Question abotut film processing
I am finally understanding the differnt way to develop BW film but here is my question. What do you want to say go N-1 on a very contrasty scene? Does it ahve to have 7 stops on tone or more? For N+1 is the scene is 3-4 I will add some time to the development but leave the ISO the same which turns out pretty good.
Now when they say N-1 I will overexpose the film a bit ISO 100 rated at 64 to suport the shadow and make sure the mids to not turn to mud when I pull the time back on processing but how much time is N-1? 50 less or 100% less than normal. For example say it is 10 minutes for normal processing would N-1 be 5 minutes?
If you've done film tests, you already have a pretty good idea of how much you need to change times. Take a look at your test results and see how much they vary.
If you haven't done film tests, it would be a good idea to try a few different times to see how it works. There is no hard and fast rule for this, but it sounds like you have the concept down already.
I have been trying new film so I guess experminting with tie is what I need to do. Any suggestions to a starting point. And when do you really wnat to go N-1 or N-2 for that matter. Paper should print 6 zones so when do you wnat to go N-1? How many stops does the scene have to contain before you do this?

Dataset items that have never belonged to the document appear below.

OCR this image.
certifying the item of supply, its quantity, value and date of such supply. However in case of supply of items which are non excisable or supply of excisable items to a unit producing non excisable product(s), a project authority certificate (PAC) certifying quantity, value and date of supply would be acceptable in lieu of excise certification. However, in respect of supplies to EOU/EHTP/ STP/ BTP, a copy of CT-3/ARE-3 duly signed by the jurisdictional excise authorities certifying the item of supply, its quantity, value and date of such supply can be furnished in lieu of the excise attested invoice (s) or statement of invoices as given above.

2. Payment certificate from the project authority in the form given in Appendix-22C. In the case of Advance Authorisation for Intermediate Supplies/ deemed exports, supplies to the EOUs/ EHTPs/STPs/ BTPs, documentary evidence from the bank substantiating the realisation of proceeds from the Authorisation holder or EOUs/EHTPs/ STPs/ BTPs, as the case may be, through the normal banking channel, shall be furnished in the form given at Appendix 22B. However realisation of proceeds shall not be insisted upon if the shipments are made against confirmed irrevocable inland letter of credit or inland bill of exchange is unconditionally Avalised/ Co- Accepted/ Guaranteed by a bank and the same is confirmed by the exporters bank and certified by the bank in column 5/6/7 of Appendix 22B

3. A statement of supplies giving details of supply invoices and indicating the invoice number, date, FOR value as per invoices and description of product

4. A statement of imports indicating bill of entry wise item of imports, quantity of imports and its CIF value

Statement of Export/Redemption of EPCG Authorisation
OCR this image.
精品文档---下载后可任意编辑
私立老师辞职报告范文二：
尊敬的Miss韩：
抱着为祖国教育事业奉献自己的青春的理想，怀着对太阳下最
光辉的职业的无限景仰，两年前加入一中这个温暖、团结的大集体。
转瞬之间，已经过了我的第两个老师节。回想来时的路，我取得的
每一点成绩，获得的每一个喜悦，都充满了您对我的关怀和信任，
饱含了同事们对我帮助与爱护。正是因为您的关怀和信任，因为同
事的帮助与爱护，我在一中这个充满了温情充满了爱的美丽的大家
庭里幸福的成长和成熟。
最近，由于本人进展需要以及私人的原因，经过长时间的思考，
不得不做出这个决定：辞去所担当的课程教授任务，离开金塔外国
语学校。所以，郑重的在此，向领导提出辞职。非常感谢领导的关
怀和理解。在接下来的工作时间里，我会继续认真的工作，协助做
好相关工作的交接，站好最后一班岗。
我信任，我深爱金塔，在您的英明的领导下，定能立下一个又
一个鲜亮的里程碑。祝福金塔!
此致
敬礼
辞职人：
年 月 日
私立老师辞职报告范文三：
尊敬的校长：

I realize that it is artistic expression but just looking for starting points as I am gettign to learn a new way to develop my film.
The best advice I can give you is to meter carefully, look at your notes from previous shots and similar contrast ranges, then decide how the print needs to be made. If your shadows are correctly placed and you know a critical portion of the print will be lifeless, add to your development times. Similarly, if shadows will be good and highlights are above what the film and paper can handle (from experience and careful metering), a reduction in development is needed.
Most of this is subjective. I live in the desert, so one would think that the scenes would be very contrasty. This is not necessarily so. For landscapes, I find myself using expanded development fairly frequently, because there is a rather narrow range of values when there is no sky in the image. The spines on a cactus don't really come alive without a little bump in processing to make them a bit lighter than they actually are. This is not the actual light one would see, but it seems to look better than a standard development would in the print.
The best advice I can give you is to start with about 20% as a point of departure, if you want to add or subtract brightness.This will be enough to see what is happening. If you take careful notes, time will show you the way. Without decent notes, it is more difficult to begin to understand this process. After a while, the notes are more trouble than they are worth. But for learning, notes make things easier to recall and understand after the print is made and studied for a while.
It is interesting to hear how many people will go back to a negative at a later date and make a finer print. It is only experience which allows this to happen.